How to Install Underground Electrical Wire: General Considerations for Buried Wire
If you want to use rigid metal conduit or even EMT instead of PVC, you can. Typically, we use gray 3/4 inch PVC for the single wire. Also, while the required depths listed above should generally be accurate – check your local building codes first. Before you start, you want to be absolutely sure that you are compliant. We generally prefer to use PVC conduit when supplying power to remote locations underground. This gives you more protection in the long run than direct burying cables.
Finally, understand your options and choose the safest or easiest route for your situation. If you can get away without conduit, and the wiring is in an area that is not easily obstructed by future excavations, then direct burial cable is probably the best option. If you're running through the middle of your yard, PVC or metal conduit seems like a better option—even if it's a bit of an overkill.
We do not provide extensive steps for installing underground electrical wiring. Installing wire or conduit is a lot of work, but not a lot of detailing.
Call before you dig!
Don't forget to plan ahead and call before digging. You don't want to hit any underground water pipes, power lines, sewers, or anything else. In most cities, they'll inspect your property for free within a day or two and when you call. Marking critical lines with flags before you start can really save you a lot of trouble and hassle. Don't skip this step!
We dug a lot of trenches with shovels. If you value your time, don't do it. If you have someone you really want to torture, or you're only walking a few feet, then using a trench shovel will do the trick. However, if you need to travel great distances with buried cables, we recommend hiring a trencher.
You can rent a 24" trencher for less than $200 per day in most places. You can even pay less if you only need a few hours. It can save you tons of time and hassle, so if you can afford it, get one at your local tool rental shop.

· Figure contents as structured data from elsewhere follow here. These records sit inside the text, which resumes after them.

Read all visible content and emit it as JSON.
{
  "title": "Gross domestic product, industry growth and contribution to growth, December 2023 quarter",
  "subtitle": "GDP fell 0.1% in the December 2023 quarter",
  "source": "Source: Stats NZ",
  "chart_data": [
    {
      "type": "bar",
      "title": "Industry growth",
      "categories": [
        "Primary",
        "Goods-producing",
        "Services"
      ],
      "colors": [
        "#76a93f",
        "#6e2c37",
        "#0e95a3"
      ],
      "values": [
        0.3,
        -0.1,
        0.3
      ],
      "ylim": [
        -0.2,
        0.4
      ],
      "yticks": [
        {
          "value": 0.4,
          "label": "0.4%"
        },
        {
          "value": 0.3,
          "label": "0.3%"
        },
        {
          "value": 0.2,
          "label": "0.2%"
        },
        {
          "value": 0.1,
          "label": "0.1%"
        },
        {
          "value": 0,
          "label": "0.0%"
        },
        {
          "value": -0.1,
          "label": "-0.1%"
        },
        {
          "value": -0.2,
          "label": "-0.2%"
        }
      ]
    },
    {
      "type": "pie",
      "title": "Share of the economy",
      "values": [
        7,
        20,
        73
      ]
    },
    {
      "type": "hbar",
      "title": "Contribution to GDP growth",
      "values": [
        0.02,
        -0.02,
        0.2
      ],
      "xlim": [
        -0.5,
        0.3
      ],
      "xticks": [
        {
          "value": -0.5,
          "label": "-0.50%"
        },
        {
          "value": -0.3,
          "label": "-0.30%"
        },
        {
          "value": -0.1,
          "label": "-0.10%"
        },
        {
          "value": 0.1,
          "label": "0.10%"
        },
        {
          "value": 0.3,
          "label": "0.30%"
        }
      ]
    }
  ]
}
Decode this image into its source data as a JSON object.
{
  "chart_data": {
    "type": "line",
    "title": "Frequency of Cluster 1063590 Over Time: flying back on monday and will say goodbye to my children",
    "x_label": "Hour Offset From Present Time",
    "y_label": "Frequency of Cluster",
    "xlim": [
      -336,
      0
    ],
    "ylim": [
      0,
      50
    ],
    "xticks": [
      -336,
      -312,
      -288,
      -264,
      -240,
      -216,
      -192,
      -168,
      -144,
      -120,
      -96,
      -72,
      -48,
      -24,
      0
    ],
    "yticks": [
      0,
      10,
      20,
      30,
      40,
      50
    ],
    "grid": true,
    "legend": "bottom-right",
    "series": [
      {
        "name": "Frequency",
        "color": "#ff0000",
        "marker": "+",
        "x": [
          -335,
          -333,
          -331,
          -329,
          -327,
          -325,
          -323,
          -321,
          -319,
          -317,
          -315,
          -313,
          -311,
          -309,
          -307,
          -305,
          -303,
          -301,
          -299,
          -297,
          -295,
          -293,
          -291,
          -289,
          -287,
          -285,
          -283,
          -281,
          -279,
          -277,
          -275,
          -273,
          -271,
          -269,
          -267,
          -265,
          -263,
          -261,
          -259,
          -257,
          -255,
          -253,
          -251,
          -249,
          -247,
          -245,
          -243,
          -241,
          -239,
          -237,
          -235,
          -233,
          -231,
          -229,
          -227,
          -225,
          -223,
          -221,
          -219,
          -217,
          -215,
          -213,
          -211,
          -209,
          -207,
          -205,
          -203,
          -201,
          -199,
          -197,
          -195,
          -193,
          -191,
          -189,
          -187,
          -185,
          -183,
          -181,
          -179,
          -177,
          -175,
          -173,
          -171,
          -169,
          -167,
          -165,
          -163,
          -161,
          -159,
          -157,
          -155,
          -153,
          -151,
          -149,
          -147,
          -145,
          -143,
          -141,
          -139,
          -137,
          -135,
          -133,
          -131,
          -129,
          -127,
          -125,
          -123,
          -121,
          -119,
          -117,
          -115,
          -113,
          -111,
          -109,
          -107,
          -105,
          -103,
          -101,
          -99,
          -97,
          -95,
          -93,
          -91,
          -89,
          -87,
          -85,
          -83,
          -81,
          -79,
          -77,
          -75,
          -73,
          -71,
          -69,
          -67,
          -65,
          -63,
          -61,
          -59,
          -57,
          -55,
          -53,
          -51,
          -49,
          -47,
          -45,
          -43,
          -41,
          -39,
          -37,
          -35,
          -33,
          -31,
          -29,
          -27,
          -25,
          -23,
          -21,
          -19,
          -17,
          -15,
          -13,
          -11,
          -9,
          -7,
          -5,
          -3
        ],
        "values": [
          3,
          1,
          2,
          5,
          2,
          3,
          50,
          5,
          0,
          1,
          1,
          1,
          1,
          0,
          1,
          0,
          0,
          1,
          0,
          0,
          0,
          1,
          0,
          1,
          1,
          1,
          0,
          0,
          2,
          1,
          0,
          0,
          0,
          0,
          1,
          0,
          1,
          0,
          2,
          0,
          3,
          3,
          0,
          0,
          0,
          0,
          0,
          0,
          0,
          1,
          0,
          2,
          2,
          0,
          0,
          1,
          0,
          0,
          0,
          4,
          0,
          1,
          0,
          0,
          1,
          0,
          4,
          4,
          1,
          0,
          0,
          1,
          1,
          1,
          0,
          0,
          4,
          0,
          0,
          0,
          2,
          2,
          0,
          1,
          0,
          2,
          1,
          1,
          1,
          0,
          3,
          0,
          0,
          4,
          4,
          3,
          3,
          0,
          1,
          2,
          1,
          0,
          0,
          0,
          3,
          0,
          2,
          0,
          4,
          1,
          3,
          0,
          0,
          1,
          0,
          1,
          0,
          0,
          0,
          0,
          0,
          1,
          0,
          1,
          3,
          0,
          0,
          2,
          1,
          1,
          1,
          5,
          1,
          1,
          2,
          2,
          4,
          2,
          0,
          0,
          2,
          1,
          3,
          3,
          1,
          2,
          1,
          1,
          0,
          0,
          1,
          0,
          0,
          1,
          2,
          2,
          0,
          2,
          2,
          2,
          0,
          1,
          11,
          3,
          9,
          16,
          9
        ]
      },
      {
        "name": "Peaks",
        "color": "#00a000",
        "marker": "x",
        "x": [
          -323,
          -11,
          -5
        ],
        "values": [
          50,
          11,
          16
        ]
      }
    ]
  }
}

Using a trencher, plan a route and dig trenches where you plan to lay direct buried cables or PVC pipes.
cut entry or exit hole
Cut access holes from the starting point (for example, a switchboard) to the end of the run.
It helps to use a so-called PVC conduit outlet body (LB).
These make it easy to run wire into a building (source or destination garage or shop). You just use two screws to remove the plate and feed in the wires as needed without worrying about sharp right angles at the entry.
Pro Tip: If you need to bend to pipe against your house, garage, or workshop, use a heat gun to bend PVC conduit.
feed your wire
Many times you can simply run the cables through a minimum of PVC conduit. You can use metal fish tape or even suck a guy line through the pipe and use that to stretch the line if you want.
Complete Connections and Conduit Fittings
After pulling the wires, connect to the electrical panel and complete the conduit fitting. This includes securing the plate to the PVC conduit outlet body. Test your run and give yourself a pat on the back for a job well done!
There's nothing like providing much-needed power to your shed or garage. Attack such projects with gusto and benefit from them. As always, if something seems beyond your expertise, consult or use a licensed electrician.